Canada’s institutional investors are already the world’s top users of exchange-traded funds (ETFs), and that trend is only expected to continue, according to a new report from from Stamford, Conn.-based research firm Greenwich Associates.
On average, Canadian institutions allocate 18.8% of total assets to ETFs, which represents the highest average allocation in the world. Institutions around the world are increasingly using ETFs in their portfolios, a move that is primarily driven by their diversity, the report states, and Canada is at the leading edge of this trend.
“Canadian institutions are using ETFs because they are easy to use, fast to execute, liquid, simple, relatively cheap to trade, and provide diversification in a single trade,” says Andrew McCollum, managing director at Greenwich Associates, in a statement.

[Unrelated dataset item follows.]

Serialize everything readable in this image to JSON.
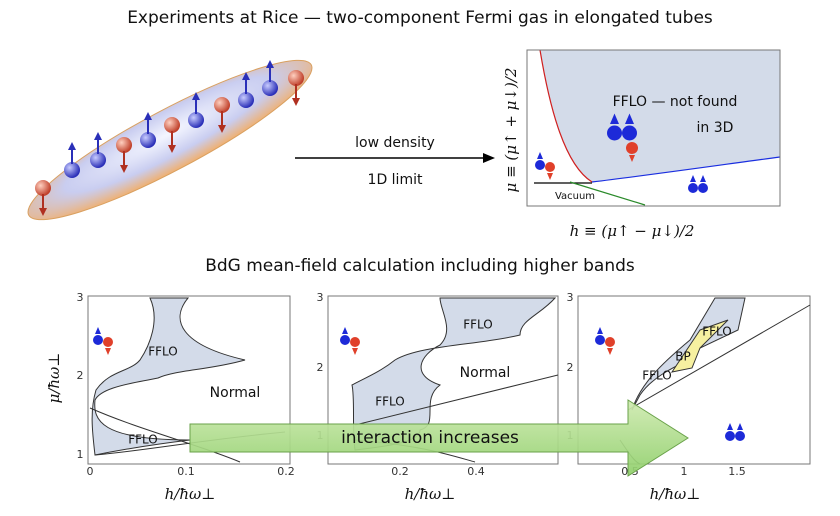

The growing use of ETFs by institutions generally often reflects a move from active to passive investment strategies, but “Canadian institutions are also using index ETFs to obtain exposures used to generate alpha at the asset allocation level in actively managed strategies,” the report states.
Increasingly, institutional investors are using non-market cap weighted ETFs, Greenwich reports, which is boosting overall investment allocations to ETFs. According to the report 46% of the Canadian institutions surveyed are investing in non-market-cap-weighted ETFs, with minimum-volatility ETFs, which are “designed to protect investors from a spike in volatility”, attracting most of this investment.
Looking ahead, Greenwich expects to see ETF allocations continue to rise among Canadian institutional investors. Investors that are planning to increase their use of ETFs on the equity side outnumber those that are planning to reduce their usage by a ratio of three to one, according to the report. On the fixed-income side, planned increases are outpacing expected reductions by a ratio of two to one.
“In the meantime, new institutional investors will continue entering the ETF market in fixed income, commodities, real estate, and other asset classes,” McCollum adds.